危険」「怖い」「また事故が起きたらどうするつもりか」など、恐怖心に支配されているように見えます。

そのため、原子力発電を止めるための口実を探し回ります。

確かに、永久に原子力発電を使い続ければ、必ず事故は起きます。

ですが、例えば原子力発電の運転期間を今世紀半ばまでに限定すれば、事故の可能性はかなり低いでしょう。

また、東日本大震災と同じレベルの震災があっても、今回の経験が活かされるので、事故に繋がる可能性はないに等しいでしょう。

そう考えると、地球温暖化対策とバランスから、原発再稼働の選択も考えるべきと思えてくるのです。

 

一般には、地球温暖化は「気温が高くなる」「異常気象が増える」くらいにしか思っていないようですが、もっと厳しい環境になる可能性があるのです。

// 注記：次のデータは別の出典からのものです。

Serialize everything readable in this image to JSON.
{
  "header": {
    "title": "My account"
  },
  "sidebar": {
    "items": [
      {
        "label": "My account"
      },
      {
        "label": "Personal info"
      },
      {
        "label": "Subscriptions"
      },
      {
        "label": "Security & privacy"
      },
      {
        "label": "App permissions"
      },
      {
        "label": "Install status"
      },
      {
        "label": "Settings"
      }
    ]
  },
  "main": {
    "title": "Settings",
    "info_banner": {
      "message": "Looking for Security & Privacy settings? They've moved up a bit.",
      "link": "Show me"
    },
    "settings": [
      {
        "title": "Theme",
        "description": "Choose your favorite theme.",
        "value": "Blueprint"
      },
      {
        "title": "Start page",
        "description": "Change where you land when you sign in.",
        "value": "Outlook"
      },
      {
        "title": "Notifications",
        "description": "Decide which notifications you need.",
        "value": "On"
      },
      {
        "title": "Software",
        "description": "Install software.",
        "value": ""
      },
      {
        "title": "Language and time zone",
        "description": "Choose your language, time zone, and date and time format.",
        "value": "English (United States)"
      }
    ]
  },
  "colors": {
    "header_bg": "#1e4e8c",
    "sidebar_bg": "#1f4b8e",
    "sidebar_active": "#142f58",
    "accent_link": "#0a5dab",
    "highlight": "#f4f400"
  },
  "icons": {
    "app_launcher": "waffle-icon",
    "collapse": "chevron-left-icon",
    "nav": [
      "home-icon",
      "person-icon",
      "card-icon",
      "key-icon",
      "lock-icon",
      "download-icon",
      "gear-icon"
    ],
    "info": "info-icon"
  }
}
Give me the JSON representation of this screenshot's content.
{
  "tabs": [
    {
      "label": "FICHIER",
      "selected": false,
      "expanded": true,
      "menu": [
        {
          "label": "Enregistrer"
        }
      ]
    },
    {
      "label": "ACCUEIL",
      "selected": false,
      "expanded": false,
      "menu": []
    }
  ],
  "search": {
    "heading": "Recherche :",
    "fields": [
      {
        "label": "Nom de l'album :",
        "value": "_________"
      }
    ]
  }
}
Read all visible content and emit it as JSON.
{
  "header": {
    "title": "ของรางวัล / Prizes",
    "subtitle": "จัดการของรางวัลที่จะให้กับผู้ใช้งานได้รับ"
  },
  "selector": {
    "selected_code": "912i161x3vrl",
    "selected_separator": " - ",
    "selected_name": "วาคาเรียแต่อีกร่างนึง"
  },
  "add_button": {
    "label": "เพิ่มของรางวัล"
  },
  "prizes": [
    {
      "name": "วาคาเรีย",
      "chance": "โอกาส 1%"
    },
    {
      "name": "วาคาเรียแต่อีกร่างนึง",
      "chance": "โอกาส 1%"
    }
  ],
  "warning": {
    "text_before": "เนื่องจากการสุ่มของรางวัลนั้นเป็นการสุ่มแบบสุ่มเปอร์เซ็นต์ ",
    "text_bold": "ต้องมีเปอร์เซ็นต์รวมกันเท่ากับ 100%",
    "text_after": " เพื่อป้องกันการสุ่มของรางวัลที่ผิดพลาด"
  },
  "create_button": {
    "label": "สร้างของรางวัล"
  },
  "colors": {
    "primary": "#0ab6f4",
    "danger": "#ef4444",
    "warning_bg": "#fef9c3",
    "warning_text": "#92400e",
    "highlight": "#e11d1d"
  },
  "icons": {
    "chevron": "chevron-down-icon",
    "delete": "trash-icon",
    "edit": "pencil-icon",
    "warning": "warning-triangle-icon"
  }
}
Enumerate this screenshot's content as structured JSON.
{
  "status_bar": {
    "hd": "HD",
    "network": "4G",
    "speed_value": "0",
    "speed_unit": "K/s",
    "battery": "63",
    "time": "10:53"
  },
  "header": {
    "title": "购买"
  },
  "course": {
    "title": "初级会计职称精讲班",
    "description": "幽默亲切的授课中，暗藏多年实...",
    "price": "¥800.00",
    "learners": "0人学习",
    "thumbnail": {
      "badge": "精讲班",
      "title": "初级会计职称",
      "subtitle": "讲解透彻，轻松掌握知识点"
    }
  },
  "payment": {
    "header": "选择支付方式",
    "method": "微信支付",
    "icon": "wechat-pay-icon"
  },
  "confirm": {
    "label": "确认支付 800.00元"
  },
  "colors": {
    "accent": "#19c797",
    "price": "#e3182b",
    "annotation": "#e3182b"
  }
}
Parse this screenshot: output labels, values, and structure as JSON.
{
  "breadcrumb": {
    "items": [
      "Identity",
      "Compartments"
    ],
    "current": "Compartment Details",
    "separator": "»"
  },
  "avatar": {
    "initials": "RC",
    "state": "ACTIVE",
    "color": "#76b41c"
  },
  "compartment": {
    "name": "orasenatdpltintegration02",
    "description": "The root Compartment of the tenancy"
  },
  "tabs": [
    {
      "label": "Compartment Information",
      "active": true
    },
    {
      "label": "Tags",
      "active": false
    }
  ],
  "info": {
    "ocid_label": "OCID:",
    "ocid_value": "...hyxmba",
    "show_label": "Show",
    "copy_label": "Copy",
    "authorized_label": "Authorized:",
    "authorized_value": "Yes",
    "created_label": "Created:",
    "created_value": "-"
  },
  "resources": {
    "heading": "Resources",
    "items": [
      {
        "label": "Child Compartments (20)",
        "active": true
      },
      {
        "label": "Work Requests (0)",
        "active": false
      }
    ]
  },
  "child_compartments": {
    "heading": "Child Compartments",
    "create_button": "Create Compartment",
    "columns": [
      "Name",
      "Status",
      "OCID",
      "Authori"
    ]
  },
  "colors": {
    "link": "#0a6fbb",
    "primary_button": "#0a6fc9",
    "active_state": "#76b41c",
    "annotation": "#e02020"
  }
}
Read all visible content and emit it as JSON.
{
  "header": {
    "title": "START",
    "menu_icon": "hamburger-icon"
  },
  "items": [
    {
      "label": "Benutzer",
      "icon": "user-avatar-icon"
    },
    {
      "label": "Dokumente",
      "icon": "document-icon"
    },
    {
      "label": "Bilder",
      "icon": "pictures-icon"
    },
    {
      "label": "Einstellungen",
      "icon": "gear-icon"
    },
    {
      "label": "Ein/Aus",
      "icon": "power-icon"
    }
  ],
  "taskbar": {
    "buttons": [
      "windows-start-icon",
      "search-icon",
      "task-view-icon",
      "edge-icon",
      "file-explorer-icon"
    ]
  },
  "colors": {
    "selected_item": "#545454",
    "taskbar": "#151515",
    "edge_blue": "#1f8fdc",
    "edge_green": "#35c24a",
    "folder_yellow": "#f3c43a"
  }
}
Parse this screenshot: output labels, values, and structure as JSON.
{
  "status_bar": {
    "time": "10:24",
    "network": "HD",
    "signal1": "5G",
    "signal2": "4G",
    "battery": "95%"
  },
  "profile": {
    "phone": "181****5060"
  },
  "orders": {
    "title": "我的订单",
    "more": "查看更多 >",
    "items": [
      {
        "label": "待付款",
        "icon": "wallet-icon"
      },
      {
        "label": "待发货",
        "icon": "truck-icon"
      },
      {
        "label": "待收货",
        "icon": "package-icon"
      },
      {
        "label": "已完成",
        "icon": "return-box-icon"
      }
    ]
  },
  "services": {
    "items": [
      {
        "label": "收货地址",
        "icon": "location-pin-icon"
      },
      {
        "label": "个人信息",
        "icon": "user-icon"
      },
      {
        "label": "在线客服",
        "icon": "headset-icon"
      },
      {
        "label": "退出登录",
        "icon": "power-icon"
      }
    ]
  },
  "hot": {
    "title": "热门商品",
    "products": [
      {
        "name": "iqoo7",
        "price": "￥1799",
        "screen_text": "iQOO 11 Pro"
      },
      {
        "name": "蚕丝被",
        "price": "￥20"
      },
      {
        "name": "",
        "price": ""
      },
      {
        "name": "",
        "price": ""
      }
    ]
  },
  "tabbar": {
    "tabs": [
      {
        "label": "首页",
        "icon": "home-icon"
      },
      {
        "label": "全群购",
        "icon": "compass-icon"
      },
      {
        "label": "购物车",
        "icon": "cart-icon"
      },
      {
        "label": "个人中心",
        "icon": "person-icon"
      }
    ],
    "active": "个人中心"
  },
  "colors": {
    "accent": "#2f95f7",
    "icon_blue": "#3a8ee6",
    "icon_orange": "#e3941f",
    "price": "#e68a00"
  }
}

最も厳しい予想をするなら、農耕ができなくなるかもしれないのです。

つまり、四大河文明の時代よりも前に遡ってしまうことになるのです。

そんな時代の狩猟採集生活では、1人当たり10㎢の土地が必要になります。
日本の国土なら、4万人しか生きていけない計算です。

現時点の日本人の3千人に1人しか生き残れないのです。

 

「技術は進歩するから、食糧も工場で作れるようになるんじやないかな」なんて、都合のいいことを言うようなら、反原発は言うべきではありません。

技術は、人間がコツコツと積み上げていくものですから、そんなに都合良く願う技術が完成するはずがありません。私は技術者ですので、「技術は進歩する」なんて安易に言われるとカチンときます。

逆に、都合良く技術が出来上がるなら、原子力発電も事故が起きない技術が完成します。

バンバン動かしても良いことになるのです。

「温暖化は技術で解決できるけど、原発事故は技術で解決できない」と考えるのなら、余りにも御都合主義がすぎるのではないでしょうか。


この御都合主義に、反原発派の感情論が見えるのです。